Oboman + Oboa Jazz trio + Orchestre Symphonique




En acceptant la proposition d’Oboman de faire se croiser jazz et musique symphonique, l’Orchestre National d’lle de France a une fois encore prouvé sa volonté d’élargir le répertoire de cet ensemble, dont la mission est de diffuser l’art symphonique sur le vaste territoire régional. Depuis 1924 et la fameuse Rhapsodie in Blue de George Gerswhin, Jazz et Classique se sont souvent donné rendez-vous : Woody Herman pour qui Stravinsky écrivit son Ebony Concerto ; Duke Ellington et Billy Strayhorn très intéressés par la musique classique du début du XXe siècle ; Charlie Parker et ses sessions avec cordes ; Stan Getz et son disque Focus… « Oboa Nomade » est né de la rencontre d’un Hautboïste atypique et d’un Orchestre Symphonique aventureux, de la juxtaposition de compositions originales et de compositeurs classiques influencés par le Jazz, d’un délicat dosage entre musique écrite et passages improvisés. La musique proposée par Oboman puise ses sources dans la musique classique, sa spontanéité dans le jazz et sa saveur dans les musiques traditionnelles du pourtour méditerranéen. Par ailleurs, l’instrumentation tout à la fois classique et inédite du quartet – le mariage du hautbois et du tambourin, tous deux originaires de Mésopotamie voici respectivement 2800 ans et 5000 ans associés aux harmonies occidentales du piano et à la bonhomie de la contrebasse jazz – procure à l’ensemble un son à la fois très original et naturel. Soliste : - Oboman : Hautbois, Cor Anglais. (Paris Ouest !) Oboa Jazz trio : - João Paulo Da Silva : Piano (Lisbonne - Portugal) - Jarrod Cagwin : Percussions Jazz & orientales (Vienne - Autriche) - Bruno Rousselet : Contrebasse Jazz (Paris Est !) Programme (indicatif) : - Quiet City de Aaron Copland - Song of Flea Market d’Oboman/Carine Bonnefoy - Oborigins d’Oboman/François Théberge - Poséidos d’Oboman/Carine Bonnefoy - Escales Orientales de Jacques Ibert/Duke Ellington/Billy Strayhorn /oboman

critiques

A Propos du projet « Oboa Nomade» de Jean-Luc Fillon avec L'Ensemble de Basse-Normandie en Mai 2011

"Dans le domaine du spectacle vivant, le métissage culturel est très à la mode : parfois l'échange se produit, mais souvent il n'y a que juxtaposition, le "musicien du monde", la "vedette", se servant des "musicos" classiques pour avoir un tapis de cordes sur lequel briller.
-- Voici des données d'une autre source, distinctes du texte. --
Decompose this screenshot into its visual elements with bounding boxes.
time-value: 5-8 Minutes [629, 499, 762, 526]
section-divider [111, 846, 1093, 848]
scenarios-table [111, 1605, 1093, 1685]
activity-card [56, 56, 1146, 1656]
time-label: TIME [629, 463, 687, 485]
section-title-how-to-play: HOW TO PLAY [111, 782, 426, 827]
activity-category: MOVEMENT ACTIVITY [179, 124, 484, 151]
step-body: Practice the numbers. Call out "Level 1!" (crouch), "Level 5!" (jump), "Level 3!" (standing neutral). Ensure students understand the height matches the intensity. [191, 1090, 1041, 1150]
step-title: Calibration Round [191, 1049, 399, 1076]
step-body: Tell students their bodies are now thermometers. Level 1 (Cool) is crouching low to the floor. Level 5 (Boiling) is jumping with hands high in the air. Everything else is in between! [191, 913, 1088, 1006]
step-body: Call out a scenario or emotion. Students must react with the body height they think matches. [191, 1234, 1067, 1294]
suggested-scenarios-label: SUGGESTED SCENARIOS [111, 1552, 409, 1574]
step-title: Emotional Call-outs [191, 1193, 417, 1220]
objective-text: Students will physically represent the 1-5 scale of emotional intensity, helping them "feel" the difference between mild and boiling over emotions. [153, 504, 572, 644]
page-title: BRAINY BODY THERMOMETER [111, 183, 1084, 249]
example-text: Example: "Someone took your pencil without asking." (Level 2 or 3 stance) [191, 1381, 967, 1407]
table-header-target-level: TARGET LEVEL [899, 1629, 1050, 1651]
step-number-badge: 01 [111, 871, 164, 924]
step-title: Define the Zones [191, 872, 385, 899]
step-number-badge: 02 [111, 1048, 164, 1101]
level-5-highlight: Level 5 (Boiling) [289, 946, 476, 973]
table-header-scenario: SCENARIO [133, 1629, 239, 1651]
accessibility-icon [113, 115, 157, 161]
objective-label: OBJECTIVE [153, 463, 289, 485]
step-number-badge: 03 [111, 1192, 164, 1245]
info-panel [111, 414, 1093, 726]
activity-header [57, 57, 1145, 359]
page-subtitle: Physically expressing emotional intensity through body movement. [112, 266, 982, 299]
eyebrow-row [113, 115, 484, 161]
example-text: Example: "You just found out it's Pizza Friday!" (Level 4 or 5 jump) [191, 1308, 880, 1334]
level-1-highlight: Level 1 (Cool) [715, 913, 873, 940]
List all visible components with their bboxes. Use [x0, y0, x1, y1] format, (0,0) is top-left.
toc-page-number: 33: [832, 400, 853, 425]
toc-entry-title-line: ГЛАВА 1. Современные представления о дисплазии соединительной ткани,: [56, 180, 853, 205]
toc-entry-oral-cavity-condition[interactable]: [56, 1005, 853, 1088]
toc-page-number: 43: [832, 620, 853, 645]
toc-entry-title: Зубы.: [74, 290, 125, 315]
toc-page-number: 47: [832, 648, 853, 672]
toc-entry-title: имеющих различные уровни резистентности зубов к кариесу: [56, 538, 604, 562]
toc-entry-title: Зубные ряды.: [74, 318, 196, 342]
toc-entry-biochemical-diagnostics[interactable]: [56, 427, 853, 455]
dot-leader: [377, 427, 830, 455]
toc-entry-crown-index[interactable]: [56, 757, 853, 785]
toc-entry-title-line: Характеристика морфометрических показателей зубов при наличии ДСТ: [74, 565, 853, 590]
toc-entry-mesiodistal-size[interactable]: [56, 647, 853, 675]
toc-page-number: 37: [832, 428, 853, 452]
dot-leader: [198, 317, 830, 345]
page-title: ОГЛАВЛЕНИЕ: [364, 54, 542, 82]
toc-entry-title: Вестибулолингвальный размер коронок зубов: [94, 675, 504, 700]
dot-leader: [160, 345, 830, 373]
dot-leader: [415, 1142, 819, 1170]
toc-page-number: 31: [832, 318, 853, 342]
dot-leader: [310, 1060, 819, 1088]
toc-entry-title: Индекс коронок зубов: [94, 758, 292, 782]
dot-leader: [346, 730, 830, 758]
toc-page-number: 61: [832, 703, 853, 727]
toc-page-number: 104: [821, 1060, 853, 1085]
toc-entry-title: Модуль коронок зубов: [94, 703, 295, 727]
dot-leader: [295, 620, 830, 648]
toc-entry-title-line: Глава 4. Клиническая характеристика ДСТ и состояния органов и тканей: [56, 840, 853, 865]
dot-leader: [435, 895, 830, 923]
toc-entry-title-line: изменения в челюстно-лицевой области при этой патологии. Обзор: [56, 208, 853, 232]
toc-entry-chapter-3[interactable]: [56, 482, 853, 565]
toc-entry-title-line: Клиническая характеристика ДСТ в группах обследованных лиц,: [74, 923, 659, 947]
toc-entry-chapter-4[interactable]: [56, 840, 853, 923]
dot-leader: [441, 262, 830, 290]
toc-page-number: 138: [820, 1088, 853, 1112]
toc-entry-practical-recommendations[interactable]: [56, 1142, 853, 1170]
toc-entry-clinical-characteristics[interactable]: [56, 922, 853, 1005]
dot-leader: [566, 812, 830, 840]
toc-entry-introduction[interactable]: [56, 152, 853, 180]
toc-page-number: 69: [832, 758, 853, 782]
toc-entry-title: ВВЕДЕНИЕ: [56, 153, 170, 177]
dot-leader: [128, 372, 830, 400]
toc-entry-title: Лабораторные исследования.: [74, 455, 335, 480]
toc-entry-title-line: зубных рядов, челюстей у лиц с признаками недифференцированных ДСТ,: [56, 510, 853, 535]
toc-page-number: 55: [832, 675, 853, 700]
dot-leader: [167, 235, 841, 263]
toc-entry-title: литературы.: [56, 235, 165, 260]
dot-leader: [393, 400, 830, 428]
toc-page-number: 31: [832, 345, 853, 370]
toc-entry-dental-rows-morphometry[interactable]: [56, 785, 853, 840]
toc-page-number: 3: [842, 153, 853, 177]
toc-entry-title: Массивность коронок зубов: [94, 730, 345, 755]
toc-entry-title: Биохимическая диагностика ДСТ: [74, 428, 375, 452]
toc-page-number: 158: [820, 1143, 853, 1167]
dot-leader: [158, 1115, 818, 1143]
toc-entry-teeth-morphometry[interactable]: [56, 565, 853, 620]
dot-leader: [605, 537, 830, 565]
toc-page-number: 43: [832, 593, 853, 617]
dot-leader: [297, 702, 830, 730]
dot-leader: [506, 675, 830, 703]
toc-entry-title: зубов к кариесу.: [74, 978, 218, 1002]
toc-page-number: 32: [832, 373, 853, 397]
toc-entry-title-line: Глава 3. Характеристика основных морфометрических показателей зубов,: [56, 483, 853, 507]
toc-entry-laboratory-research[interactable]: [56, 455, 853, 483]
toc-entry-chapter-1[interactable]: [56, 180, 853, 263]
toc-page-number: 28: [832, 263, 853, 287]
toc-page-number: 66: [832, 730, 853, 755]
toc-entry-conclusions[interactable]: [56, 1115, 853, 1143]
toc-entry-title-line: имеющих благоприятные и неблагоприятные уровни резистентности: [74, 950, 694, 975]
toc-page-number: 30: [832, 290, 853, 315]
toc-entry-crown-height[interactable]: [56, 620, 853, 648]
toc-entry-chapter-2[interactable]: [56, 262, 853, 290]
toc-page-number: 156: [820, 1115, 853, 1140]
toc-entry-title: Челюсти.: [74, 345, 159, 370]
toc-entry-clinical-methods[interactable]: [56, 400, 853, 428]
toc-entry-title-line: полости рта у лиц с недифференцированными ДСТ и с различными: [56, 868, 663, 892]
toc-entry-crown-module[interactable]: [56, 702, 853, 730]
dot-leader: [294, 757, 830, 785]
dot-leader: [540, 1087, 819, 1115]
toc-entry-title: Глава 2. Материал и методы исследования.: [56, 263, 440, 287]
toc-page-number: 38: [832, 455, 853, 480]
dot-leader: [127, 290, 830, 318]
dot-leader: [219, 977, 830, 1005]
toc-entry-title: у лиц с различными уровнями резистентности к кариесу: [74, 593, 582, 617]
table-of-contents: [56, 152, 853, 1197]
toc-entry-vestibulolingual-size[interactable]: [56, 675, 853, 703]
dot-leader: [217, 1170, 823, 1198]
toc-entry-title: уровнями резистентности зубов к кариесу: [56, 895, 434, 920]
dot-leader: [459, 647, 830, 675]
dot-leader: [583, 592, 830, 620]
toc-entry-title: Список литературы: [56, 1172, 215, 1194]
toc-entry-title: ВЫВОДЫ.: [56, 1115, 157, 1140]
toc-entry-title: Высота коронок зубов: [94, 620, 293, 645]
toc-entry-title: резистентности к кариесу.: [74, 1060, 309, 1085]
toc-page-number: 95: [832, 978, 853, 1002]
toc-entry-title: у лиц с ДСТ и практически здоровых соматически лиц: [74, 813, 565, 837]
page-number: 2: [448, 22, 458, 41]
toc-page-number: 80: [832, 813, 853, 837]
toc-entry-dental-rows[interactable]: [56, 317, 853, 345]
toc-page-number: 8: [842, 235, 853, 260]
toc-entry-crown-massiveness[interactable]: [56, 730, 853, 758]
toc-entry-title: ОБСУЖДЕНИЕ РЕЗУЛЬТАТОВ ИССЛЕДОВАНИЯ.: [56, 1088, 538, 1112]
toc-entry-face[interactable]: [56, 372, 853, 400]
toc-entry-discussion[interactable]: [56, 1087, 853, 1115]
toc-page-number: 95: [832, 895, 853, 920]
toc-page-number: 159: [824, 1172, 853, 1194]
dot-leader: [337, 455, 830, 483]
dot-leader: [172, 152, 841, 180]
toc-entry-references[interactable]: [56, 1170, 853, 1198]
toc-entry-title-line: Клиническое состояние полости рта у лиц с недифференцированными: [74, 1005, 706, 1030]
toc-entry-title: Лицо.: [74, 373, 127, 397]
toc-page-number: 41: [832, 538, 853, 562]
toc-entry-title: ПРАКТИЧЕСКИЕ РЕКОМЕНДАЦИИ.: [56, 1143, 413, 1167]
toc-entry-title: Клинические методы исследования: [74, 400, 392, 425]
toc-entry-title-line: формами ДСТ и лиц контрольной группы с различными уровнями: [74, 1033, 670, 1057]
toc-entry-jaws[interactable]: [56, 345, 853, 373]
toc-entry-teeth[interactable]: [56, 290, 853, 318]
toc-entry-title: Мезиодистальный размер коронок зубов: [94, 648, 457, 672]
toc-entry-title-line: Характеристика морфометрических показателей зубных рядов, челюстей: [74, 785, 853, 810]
C'est pourquoi la rencontre d'il y a 15 jours avec Jean-Luc et son trio fut un moment musical et humain exceptionnel, qui restera gravé dans la tête de tous les musiciens de l'orchestre (pour preuve les sms de contentement reçus après les concerts). Nous fûmes d'abord conviés, sans obligation, à 2 jours d'atelier d'improvisation; la pédagogie généreuse et adaptée à chacun nous mit l'eau à la bouche, et nous apprit beaucoup. Quelques collègues et moi relevèrent le défi de faire un petit chorus pendant les concerts (fou que je suis!!!). Dès la première demi-heure de répétition, nous avons pu goûter la qualité des arrangements, mettant chacun en valeur. L'équilibre acoustique se fit sans avoir besoin de mettre un micro à chaque pupitre: la mayonnaise avait pris. Que dire du talent de Jean-Luc: une technique transcendante au service d'une forme où le bavardage stérile est proscrit, ainsi que le catalogue d’effets. Pourtant le "maître "connait les micro-intervalles, les multiphoniques, etc... il les utilise à bon escient avec un son puissant mais jamais dénaturé : Invention, sensibilité : Du grand Art, je vous dis. Idem pour ses amis, João Paulo, Jarrod Cagwin et Bruno Rousselet. Mon voeu le plus cher est de pouvoir rejouer ce programme qui enchanta le public et les musiciens par sa qualité et son originalité." Alain Hervé, Hautbois solo de L'Ensemble de Basse-Normandie.